The crafty Wilbur Mills responded to these alternatives by saying, in essence, thank you very much, we’ll just add features from both of these onto the existing bill and create an even bigger program. Mills called the result “a three layer cake.” Supplemental Medical Insurance was added to cover costs of doctors and other outpatient services. Finally, Medicaid was created to provide medical care for the nonelderly poor. (The costs of the Medicaid program, which requires state matching funds, now threaten to bankrupt many states.)
The hospital-insurance portion of Medicare was to be supported through a payroll tax shared equally by employers and employees. The voluntary Supplemental Medical Insurance was to be financed by premiums paid by the participants with dollar-for-dollar federal matching funds. The mechanism for increasing revenue for the hospital-insurance plan, when necessary, was the raising of the taxable earnings base.

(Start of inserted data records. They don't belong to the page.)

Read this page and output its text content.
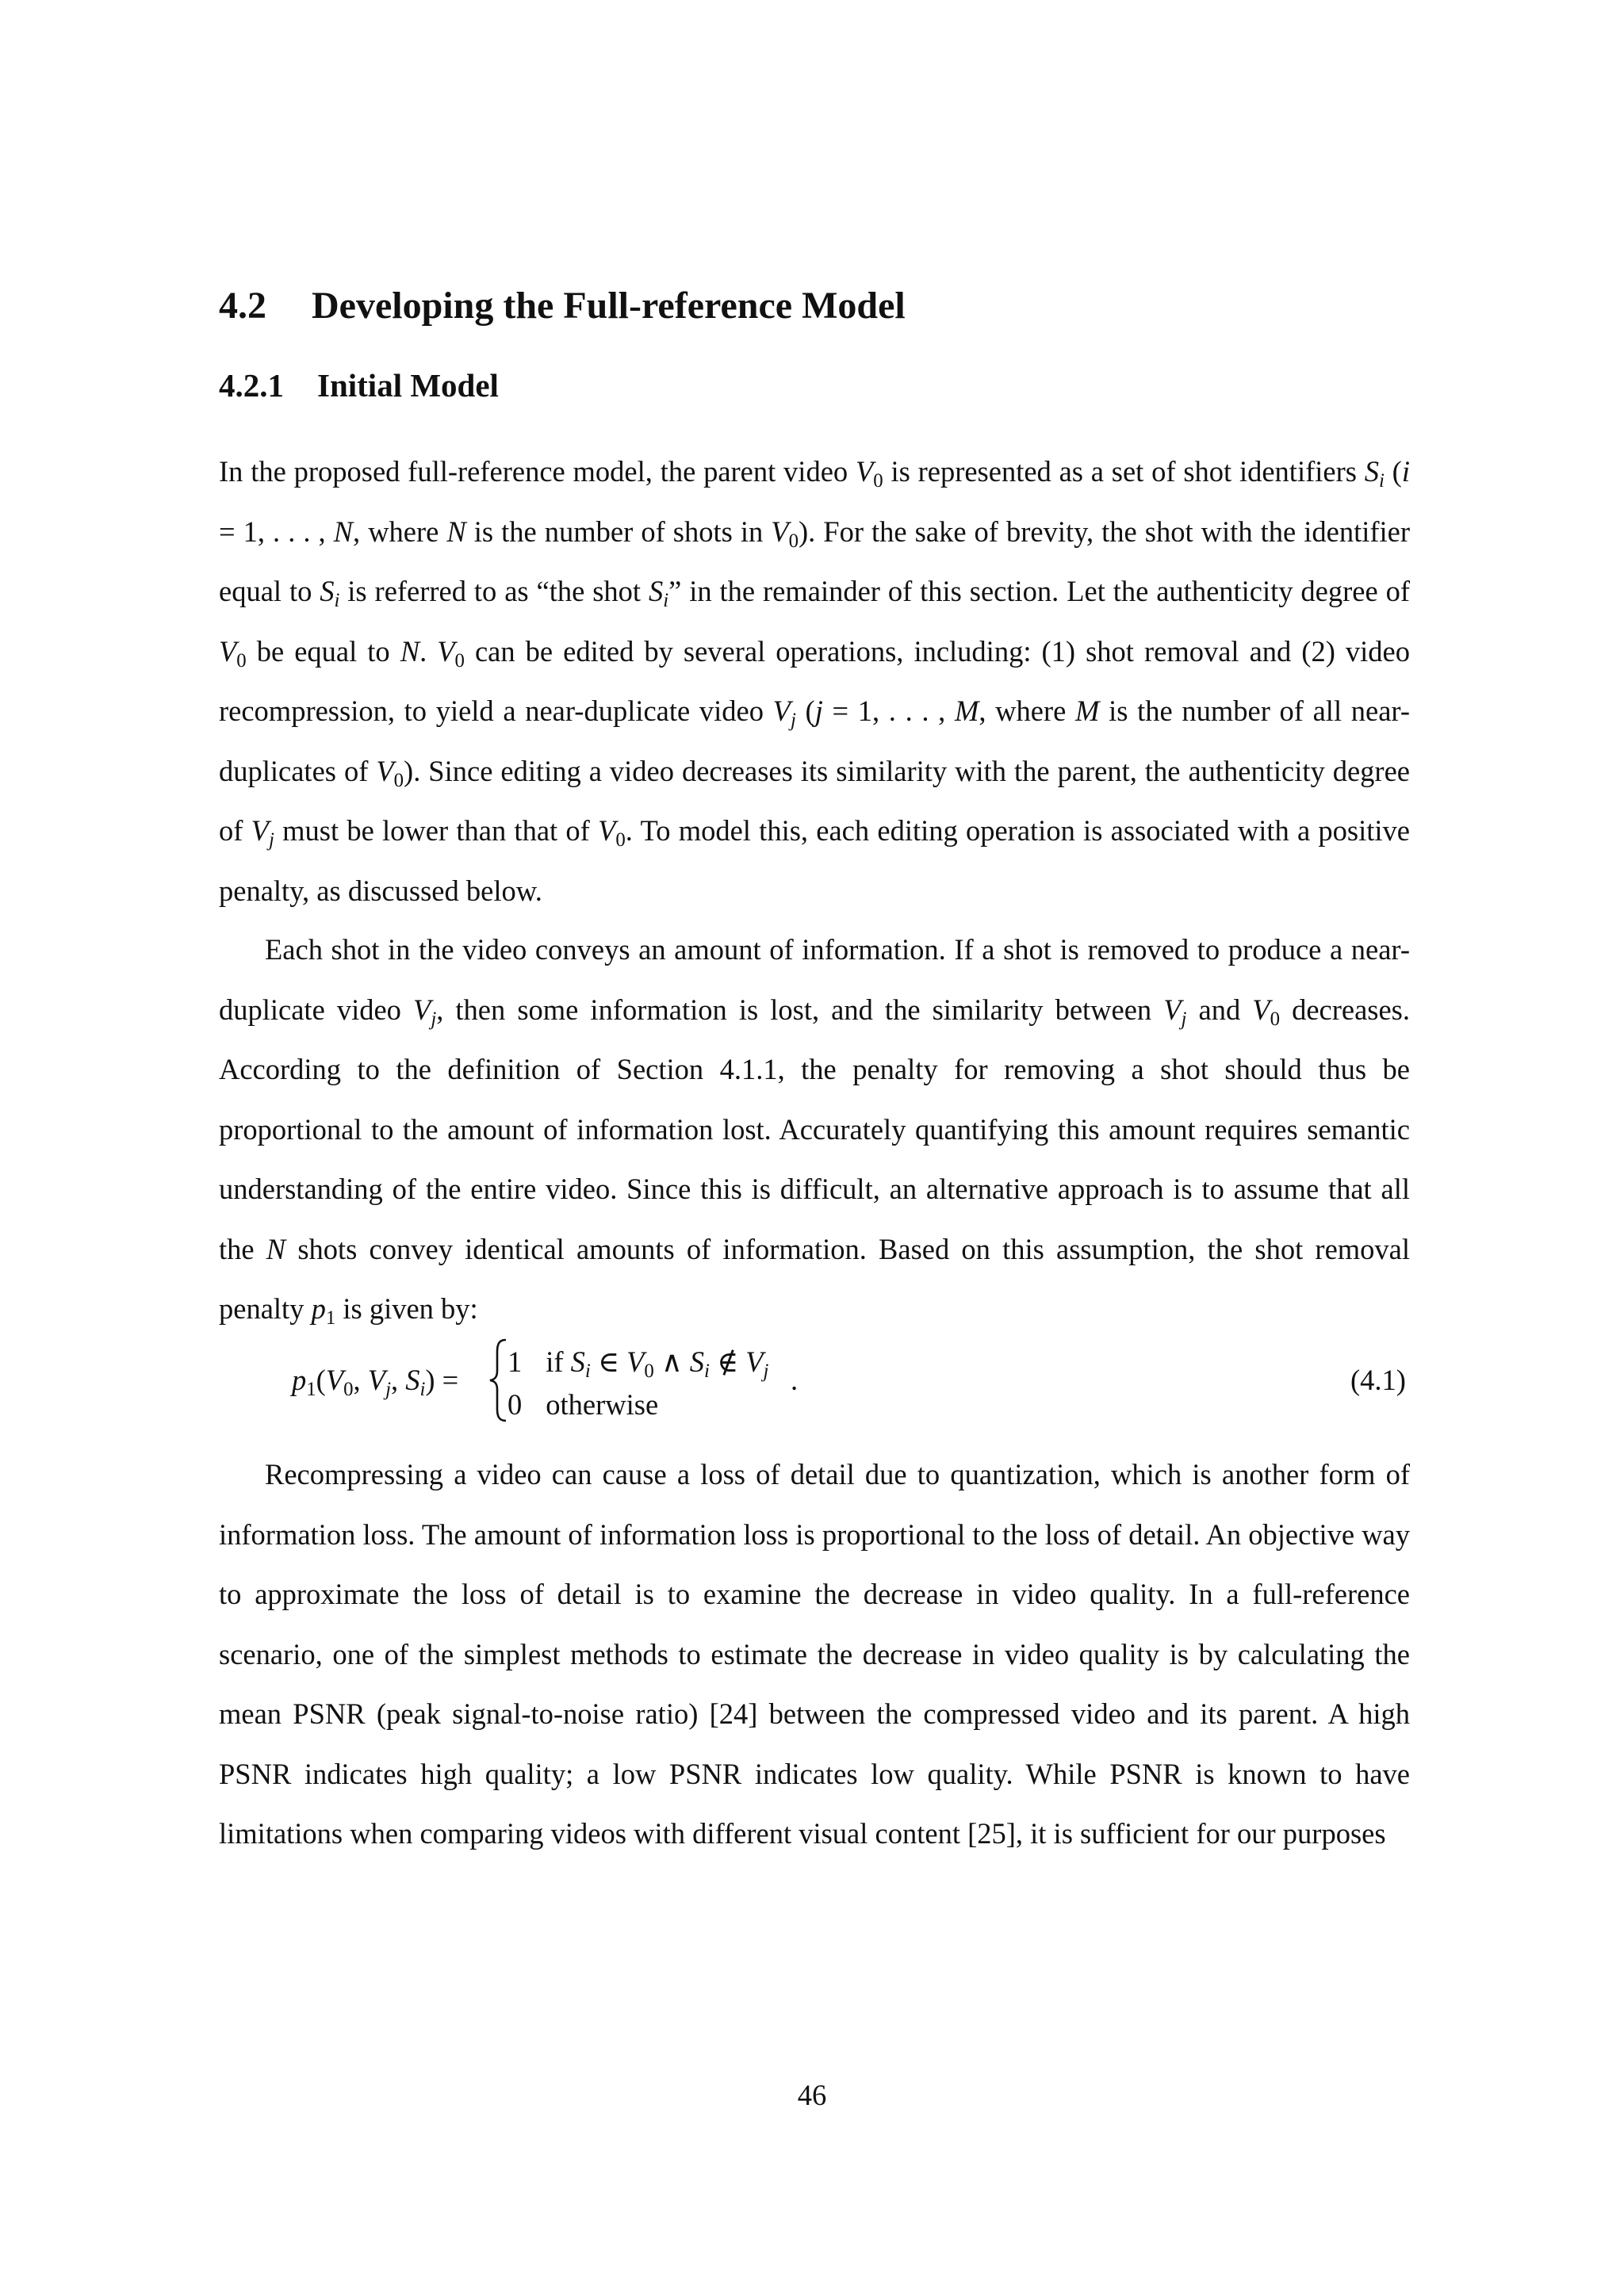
4.2 Developing the Full-reference Model
4.2.1 Initial Model
In the proposed full-reference model, the parent video $V_0$ is represented as a set of shot identifiers $S_i$ (i = 1, . . . , N, where N is the number of shots in $V_0$). For the sake of brevity, the shot with the identifier equal to $S_i$ is referred to as “the shot $S_i$” in the remainder of this section. Let the authenticity degree of $V_0$ be equal to N. $V_0$ can be edited by several operations, including: (1) shot removal and (2) video recompression, to yield a near-duplicate video $V_j$ (j = 1, . . . , M, where M is the number of all near-duplicates of $V_0$). Since editing a video decreases its similarity with the parent, the authenticity degree of $V_j$ must be lower than that of $V_0$. To model this, each editing operation is associated with a positive penalty, as discussed below.
Each shot in the video conveys an amount of information. If a shot is removed to produce a near-duplicate video $V_j$, then some information is lost, and the similarity between $V_j$ and $V_0$ decreases. According to the definition of Section 4.1.1, the penalty for removing a shot should thus be proportional to the amount of information lost. Accurately quantifying this amount requires semantic understanding of the entire video. Since this is difficult, an alternative approach is to assume that all the N shots convey identical amounts of information. Based on this assumption, the shot removal penalty $p_1$ is given by:
$p_1(V_0$, $V_j$, $S_i$) =
1 if $S_i$ ∈ $V_0$ ∧ $S_i$ ∉ $V_j$
0 otherwise
.	(4.1)
Recompressing a video can cause a loss of detail due to quantization, which is another form of information loss. The amount of information loss is proportional to the loss of detail. An objective way to approximate the loss of detail is to examine the decrease in video quality. In a full-reference scenario, one of the simplest methods to estimate the decrease in video quality is by calculating the mean PSNR (peak signal-to-noise ratio) [24] between the compressed video and its parent. A high PSNR indicates high quality; a low PSNR indicates low quality. While PSNR is known to have limitations when comparing videos with different visual content [25], it is sufficient for our purposes
46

To keep solvent, the Supplemental Medical Insurance system would adjust the insurance premium until premiums and matching funds covered expenditures. Congress generally dismissed fears of cost overruns. Rep. Claude Pepper (D–Fla.) said: “The cost will not be greater than our present efficient [sic] and wasteful fee-for-service system. According to experts the charge to the average family under a national health-insurance program will actually be less than it pays now, partly because the employer and government will contribute to the fund.”